The six-time double world championship winning team topped the opening week of testing at Barcelona, while its main rival from 2019 Ferrari was 2.4 seconds off the pace.
However, that deficit and Sebastian Vettel’s 14th place in the order after three days of running are indicative of the kind of unrepresentative picture that lap times alone paint in pre-season.
Mercedes says that after three days of testing there is some certainty over declaring the lower levels of a team’s performance but the question mark is bigger over a team’s unknown potential.
“No-one wants the egg on their face of claiming that they are faster than another team, because they can never know for certain what was hidden or what is coming next,” says the team, before hinting at a potential Red Bull upgrade or Ferrari turning up to a higher engine mode in week two.
The Race’s technical expert Gary Anderson has already outlined the variables – including fuel load, tyres and engine modes – that impact the order and how even manipulating one of those factors can quickly change the picture.
Mercedes has given its own take on what can be read into the first week of testing, as long as due care and caution are applied.
It says that, with the right methodology, lessons can be drawn with “surprising accuracy”.

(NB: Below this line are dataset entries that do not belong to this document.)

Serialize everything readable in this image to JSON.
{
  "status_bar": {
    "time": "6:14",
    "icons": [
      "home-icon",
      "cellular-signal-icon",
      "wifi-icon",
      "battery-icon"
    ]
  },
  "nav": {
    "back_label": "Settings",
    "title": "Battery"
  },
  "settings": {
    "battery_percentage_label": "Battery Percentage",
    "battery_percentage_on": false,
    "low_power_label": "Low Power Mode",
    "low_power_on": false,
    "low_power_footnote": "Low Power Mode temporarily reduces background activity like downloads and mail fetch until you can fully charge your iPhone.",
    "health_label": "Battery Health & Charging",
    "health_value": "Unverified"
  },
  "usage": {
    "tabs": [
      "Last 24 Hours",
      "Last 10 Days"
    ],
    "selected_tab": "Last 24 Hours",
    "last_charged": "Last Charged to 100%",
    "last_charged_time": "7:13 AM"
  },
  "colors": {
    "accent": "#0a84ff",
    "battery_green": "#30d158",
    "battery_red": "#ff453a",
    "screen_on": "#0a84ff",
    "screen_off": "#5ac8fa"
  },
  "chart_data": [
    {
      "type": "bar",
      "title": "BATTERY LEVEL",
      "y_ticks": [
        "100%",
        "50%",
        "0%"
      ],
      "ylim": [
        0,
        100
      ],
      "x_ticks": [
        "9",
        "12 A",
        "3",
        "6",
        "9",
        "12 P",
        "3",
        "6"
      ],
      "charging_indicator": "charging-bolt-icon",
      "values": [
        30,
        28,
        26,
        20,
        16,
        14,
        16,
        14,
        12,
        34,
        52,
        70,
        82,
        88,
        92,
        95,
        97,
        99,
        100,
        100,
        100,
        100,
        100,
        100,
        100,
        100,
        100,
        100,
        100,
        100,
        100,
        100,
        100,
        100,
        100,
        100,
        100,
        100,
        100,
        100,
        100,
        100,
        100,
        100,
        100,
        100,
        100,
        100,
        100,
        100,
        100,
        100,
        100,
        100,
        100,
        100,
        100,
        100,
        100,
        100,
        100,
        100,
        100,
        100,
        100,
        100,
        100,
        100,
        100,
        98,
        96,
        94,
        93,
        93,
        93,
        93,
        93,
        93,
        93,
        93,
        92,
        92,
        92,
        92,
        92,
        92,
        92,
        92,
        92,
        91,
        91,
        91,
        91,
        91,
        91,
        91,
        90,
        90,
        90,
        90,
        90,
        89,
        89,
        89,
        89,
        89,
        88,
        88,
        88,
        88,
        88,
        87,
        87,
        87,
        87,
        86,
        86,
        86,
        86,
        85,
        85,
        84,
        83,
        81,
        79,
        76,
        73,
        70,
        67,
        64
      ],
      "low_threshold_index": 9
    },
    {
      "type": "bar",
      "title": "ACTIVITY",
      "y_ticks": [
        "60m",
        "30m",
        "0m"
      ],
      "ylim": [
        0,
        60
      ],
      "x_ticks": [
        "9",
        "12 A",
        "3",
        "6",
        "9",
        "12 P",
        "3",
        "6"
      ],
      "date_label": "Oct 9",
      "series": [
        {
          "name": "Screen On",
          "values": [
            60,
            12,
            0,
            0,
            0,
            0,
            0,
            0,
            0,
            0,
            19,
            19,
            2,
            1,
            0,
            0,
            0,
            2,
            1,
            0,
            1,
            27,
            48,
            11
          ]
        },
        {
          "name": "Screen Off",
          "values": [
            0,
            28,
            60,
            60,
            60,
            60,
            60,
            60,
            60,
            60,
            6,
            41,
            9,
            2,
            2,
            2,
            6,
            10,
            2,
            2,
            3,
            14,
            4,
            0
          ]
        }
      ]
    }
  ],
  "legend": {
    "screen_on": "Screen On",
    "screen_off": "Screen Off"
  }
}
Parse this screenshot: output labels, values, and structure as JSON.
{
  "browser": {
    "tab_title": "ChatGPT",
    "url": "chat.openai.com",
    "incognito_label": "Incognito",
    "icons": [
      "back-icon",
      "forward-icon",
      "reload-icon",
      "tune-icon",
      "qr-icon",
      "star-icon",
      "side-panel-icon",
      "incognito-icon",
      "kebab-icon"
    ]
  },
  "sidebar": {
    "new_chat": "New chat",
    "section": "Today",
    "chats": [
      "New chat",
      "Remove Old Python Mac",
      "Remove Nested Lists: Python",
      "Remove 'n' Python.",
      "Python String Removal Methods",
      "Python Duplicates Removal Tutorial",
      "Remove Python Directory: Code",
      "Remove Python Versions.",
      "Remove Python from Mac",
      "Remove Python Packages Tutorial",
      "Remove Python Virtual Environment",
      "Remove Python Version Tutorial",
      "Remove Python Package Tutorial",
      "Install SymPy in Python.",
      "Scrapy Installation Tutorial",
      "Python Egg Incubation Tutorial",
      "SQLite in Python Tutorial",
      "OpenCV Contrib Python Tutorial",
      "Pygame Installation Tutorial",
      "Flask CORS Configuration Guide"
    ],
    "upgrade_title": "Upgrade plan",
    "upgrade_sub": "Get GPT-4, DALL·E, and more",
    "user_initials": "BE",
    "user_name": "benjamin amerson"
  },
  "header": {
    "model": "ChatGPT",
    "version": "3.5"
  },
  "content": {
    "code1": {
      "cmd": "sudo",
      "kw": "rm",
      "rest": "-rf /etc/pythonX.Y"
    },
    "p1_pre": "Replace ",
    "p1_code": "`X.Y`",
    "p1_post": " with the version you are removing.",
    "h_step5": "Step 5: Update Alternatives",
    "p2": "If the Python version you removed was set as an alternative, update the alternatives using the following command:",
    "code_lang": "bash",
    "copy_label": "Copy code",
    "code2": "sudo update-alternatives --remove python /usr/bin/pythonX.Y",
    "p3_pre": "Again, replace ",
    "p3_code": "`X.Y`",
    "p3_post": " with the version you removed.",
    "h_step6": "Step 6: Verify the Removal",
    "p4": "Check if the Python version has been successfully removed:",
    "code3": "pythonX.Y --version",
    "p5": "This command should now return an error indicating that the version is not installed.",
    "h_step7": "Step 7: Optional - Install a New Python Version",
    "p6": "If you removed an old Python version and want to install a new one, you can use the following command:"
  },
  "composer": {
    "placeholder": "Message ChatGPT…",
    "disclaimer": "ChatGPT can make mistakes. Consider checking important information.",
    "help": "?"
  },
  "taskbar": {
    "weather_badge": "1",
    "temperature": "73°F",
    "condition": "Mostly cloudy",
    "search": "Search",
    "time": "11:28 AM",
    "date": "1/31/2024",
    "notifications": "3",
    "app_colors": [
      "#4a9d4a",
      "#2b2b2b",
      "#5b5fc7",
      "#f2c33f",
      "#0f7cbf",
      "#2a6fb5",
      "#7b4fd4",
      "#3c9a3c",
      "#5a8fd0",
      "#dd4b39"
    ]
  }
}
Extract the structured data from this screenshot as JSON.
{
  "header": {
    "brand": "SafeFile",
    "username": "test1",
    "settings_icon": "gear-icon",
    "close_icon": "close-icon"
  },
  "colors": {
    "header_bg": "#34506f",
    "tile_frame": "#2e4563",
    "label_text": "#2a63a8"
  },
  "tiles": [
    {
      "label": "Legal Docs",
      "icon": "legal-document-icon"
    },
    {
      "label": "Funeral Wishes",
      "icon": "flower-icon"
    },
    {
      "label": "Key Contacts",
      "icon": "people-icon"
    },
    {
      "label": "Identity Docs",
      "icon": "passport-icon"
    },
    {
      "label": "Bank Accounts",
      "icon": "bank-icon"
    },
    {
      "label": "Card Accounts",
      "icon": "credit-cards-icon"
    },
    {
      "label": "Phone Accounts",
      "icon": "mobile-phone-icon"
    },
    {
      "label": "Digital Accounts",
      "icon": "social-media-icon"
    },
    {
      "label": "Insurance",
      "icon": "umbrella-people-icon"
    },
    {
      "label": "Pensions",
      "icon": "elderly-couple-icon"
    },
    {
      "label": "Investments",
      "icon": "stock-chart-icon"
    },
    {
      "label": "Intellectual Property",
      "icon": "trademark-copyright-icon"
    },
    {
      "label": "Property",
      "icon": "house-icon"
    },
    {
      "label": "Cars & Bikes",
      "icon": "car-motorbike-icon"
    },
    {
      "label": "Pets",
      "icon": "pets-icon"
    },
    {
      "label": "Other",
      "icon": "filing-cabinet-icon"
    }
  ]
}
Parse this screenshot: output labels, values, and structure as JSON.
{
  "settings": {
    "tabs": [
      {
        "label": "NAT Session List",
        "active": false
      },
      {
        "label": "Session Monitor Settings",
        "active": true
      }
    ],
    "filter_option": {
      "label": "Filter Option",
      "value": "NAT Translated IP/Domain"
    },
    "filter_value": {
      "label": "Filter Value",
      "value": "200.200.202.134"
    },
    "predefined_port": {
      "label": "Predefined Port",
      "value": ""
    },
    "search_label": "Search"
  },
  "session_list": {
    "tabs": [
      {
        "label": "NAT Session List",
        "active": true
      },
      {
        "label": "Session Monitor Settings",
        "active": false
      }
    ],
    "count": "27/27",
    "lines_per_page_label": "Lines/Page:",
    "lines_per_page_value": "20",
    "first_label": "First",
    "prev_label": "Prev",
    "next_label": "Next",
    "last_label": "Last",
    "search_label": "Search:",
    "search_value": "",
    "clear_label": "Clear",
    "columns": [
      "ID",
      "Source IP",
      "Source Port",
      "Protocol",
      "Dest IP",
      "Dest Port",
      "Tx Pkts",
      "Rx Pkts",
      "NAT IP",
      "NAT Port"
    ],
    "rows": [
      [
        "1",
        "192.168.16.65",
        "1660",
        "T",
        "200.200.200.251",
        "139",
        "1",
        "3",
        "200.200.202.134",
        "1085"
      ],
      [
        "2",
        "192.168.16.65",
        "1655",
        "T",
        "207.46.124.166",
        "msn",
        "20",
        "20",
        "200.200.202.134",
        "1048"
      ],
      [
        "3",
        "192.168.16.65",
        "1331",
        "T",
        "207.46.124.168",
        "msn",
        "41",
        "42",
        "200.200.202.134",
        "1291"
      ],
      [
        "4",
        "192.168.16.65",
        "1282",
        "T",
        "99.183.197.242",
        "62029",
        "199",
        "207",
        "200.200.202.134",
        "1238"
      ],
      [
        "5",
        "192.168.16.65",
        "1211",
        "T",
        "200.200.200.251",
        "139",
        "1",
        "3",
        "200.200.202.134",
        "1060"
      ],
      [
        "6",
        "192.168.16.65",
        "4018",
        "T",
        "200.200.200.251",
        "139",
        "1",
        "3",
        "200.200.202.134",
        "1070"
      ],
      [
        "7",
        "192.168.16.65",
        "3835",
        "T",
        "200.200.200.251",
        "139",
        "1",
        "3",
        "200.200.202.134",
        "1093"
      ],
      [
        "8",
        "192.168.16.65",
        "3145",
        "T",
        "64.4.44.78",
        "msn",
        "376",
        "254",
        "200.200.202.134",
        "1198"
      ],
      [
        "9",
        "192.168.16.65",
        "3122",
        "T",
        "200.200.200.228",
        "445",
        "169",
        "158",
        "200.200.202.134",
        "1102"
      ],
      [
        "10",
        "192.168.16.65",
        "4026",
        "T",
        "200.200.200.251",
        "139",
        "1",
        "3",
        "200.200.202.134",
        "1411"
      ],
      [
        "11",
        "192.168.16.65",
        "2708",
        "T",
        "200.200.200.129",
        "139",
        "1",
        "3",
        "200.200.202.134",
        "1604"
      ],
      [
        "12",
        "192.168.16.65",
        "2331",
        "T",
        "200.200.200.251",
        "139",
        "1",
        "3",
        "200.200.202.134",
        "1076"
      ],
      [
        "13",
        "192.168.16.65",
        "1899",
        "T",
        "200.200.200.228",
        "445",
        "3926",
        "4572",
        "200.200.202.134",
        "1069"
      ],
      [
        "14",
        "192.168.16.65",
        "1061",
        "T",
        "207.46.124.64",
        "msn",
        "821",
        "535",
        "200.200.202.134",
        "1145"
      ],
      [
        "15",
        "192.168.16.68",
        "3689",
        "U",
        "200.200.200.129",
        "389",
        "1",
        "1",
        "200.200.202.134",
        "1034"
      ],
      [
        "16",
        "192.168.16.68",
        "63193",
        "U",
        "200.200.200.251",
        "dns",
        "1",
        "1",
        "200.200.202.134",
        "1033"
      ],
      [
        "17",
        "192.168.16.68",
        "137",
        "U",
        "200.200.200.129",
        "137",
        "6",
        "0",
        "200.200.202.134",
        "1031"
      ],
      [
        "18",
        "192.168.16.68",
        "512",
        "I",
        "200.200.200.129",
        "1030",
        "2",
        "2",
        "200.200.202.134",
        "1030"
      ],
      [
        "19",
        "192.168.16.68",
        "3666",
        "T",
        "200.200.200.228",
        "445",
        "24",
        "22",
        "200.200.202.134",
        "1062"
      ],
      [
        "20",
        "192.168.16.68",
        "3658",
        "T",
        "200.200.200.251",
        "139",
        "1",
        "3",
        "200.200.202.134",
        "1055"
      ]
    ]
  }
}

Through the experience of the race team and the personnel involved Mercedes has a powerful arsenal at its disposal, including being able to estimate how much fuel will be burnt per lap, how that translates into lap time, how tyre performance will drop off, to varying degrees of accuracy.
Mercedes broadly groups fuel loads into three levels: “A lower fuel load for performance, a medium fuel load for the bulk of their work, and full tanks for their race simulations.”
It says that teams develop habits for how they conduct this work, which means the longer teams are around for the more their rivals can assume with reasonable confidence that is how they will be running this year.
However, this requires the various elements to be pooled together. If a team relied simply on one factor, like fuel load, then it is guesswork.
Mercedes says that as it acquires data it starts counting laps, working on a basis of around 1.7kg of fuel consumed a lap.
For example, a 10-lap run means a minimum of 17kg of fuel – but, Mercedes says, “teams do not like to run down to fumes in normal testing, so it is more likely that there was at least 27kg of fuel in the car”.
Mercedes adds it then consolidates that extra data against its original assumption against a given team. For example, one that “normally runs 50kg for general testing, we will adjust our initial guess to say that the car was likely to have somewhere between 27kg and 50kg”.
The more running a team does, the more accurate the estimate gets. It then gets easier to spot, or “tentatively conclude”, when a team switches to a lower fuel load in pursuit of performance.
Unsurprisingly, Mercedes says a race distance – which both Valtteri Bottas and Lewis Hamilton have already completed this week – is the most valuable data point.
With fuller fuel tanks and full stints on tyres, plus the monitoring of speed and acceleration traces from GPS data to look for changes in engine power, Mercedes says a race distance “dramatically” narrows the error in its estimates.
“This allows us to refine the pace estimates for each team, correcting for the mode usage in each run,” Mercedes says.
With the data analysed from the three days so far, Mercedes expects the battle at the front to be tight at the season-opening Australian Grand Prix.
It also believes the midfield teams have closed in on the big three, and predicts a “considerable swing” to last year.
With that in mind, we can apply a few lessons to the timesheets from week one of testing.
The anomaly, Ferrari, could be reasonably accurately assumed to be running a combination of high fuel loads and low engine modes – even if there is still work to be done with the car itself.
Similarly Red Bull, 1.8s off the pace, can be assumed to be holding more back.
And in the midfield, Racing Point’s consistent low-1m17s might be considered to be representative of that car’s average performance level, or at least not indicative of an out-and-out performance run.
Mercedes says there is a “goldmine” of information available from the data from testing already.
However, it warns those attempting to dive into drawing conclusions “to sift through them with care and caution until a clear picture begins to emerge”.